I'm really interested in checking it out.

------
vezycash
Hey stripe listen. Redirecting to stripe.com is STRESS but its good for users
because of security.

The overlay can (and would) easily be imitated by crooks who want to steal
credit card details.

It would be much safer for users if you offer a paypal-like service where you
store their credit details before hand. If you do this, then this is what
should happen.

If the users has already logged in, then the overlay would simply be selecting
the amount to pay (which coincidentally is shorter for users) and optionally,
which source of fund to deduct from if user has multiple credit cards stored.

Security of funds is more important than ease of use.

------
eagsalazar2
Unless you are doing very simple ala carte purchases this button reduces total
complexity by maybe 5%. If you are doing subscriptions, with coupons, with
trial periods, creating users at the same time, wanting to show the user their
coupon/trial status, last 4 of their CC, send emails on failed payments,
cancel accounts on failed payments, let people update their card, etc, etc,
etc it is still very complicated to get all that integration correct.

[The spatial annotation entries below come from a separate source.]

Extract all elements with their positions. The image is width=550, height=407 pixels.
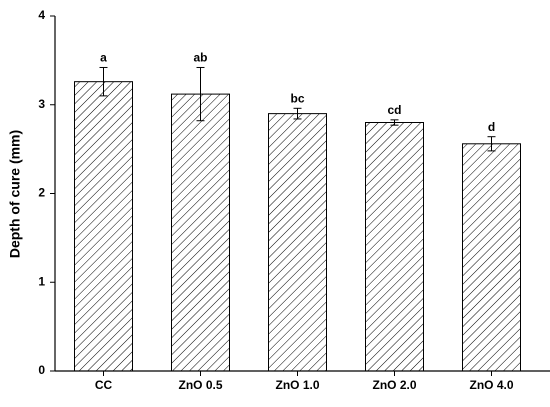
annotation: bc — [290, 91, 304, 105]
bar — [268, 113, 327, 372]
y-tick-label: 2 — [38, 186, 45, 200]
bar — [171, 93, 230, 372]
y-tick-label: 1 — [38, 274, 45, 288]
x-tick-label: ZnO 2.0 — [372, 378, 416, 392]
annotation: cd — [387, 103, 401, 117]
y-tick-label: 4 — [38, 8, 45, 22]
annotation: d — [488, 120, 495, 134]
annotation: ab — [193, 51, 207, 65]
y-tick-label: 0 — [38, 363, 45, 377]
bar — [462, 143, 521, 372]
x-tick-label: CC — [95, 378, 113, 392]
y-axis-label: Depth of cure (mm) — [7, 130, 23, 258]
annotation: a — [100, 51, 107, 65]
x-tick-label: ZnO 0.5 — [178, 378, 222, 392]
x-tick-label: ZnO 4.0 — [469, 378, 513, 392]
x-tick-label: ZnO 1.0 — [275, 378, 319, 392]
y-tick-label: 3 — [38, 97, 45, 111]
bar — [74, 81, 133, 372]
bar — [365, 122, 424, 372]
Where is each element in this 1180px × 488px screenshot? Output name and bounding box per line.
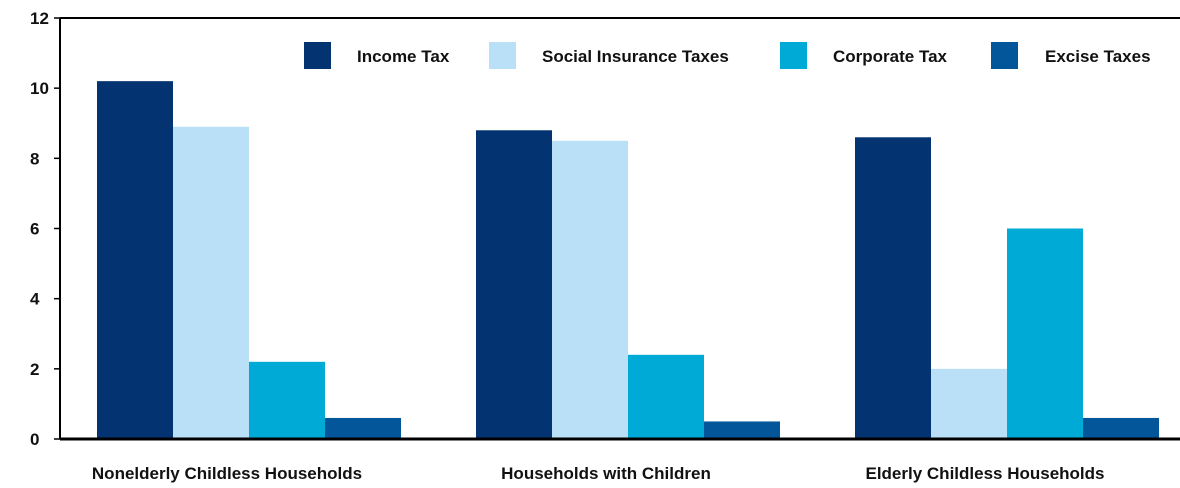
legend-label-social-insurance-taxes: Social Insurance Taxes [542,47,729,66]
y-tick-label: 8 [30,149,39,168]
legend-swatch-corporate-tax [780,42,807,69]
bar-corporate-tax-2 [628,354,704,439]
y-tick-label: 12 [30,9,49,28]
legend-swatch-excise-taxes [991,42,1018,69]
bar-excise-taxes-1 [325,417,401,439]
bar-social-insurance-taxes-2 [552,140,628,439]
y-tick-label: 4 [30,290,40,309]
legend-label-excise-taxes: Excise Taxes [1045,47,1151,66]
y-axis: 0 2 4 6 8 10 12 [30,9,1180,449]
y-tick-label: 0 [30,430,39,449]
bar-social-insurance-taxes-3 [931,368,1007,439]
x-category-label: Households with Children [501,464,711,483]
bar-income-tax-2 [476,130,552,439]
bar-excise-taxes-3 [1083,417,1159,439]
x-category-label: Nonelderly Childless Households [92,464,362,483]
bar-social-insurance-taxes-1 [173,126,249,439]
legend-label-income-tax: Income Tax [357,47,450,66]
y-tick-label: 2 [30,360,39,379]
bar-corporate-tax-3 [1007,228,1083,439]
bar-corporate-tax-1 [249,361,325,439]
legend-swatch-income-tax [304,42,331,69]
x-category-label: Elderly Childless Households [865,464,1104,483]
bars [97,81,1159,440]
legend: Income Tax Social Insurance Taxes Corporat… [304,42,1151,69]
legend-label-corporate-tax: Corporate Tax [833,47,948,66]
bar-income-tax-3 [855,137,931,440]
bar-income-tax-1 [97,81,173,440]
y-tick-label: 6 [30,220,39,239]
y-tick-label: 10 [30,79,49,98]
x-axis: Nonelderly Childless Households Household… [60,437,1180,483]
bar-excise-taxes-2 [704,421,780,439]
legend-swatch-social-insurance-taxes [489,42,516,69]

What stripe needs to do is sponsor the development of an official rails gem
that handles all these things like ActiveMerchant (plus views people can then
hack on like normal rails views). Many people are implementing these things
over and over again, probably including stripe developers themselves for their
own side projects. It is a huge waste of effort and source of bugs for
everyone.

One nicely written gem that integrated easily with common practices for User
models and people could integrate stripe with a simple "stripe_user
:subscription, :email_notify" whatever. That would be awesome.

I realize rails is not the entirety of their business but I'm just saying it
would make me and a lot of other people happy.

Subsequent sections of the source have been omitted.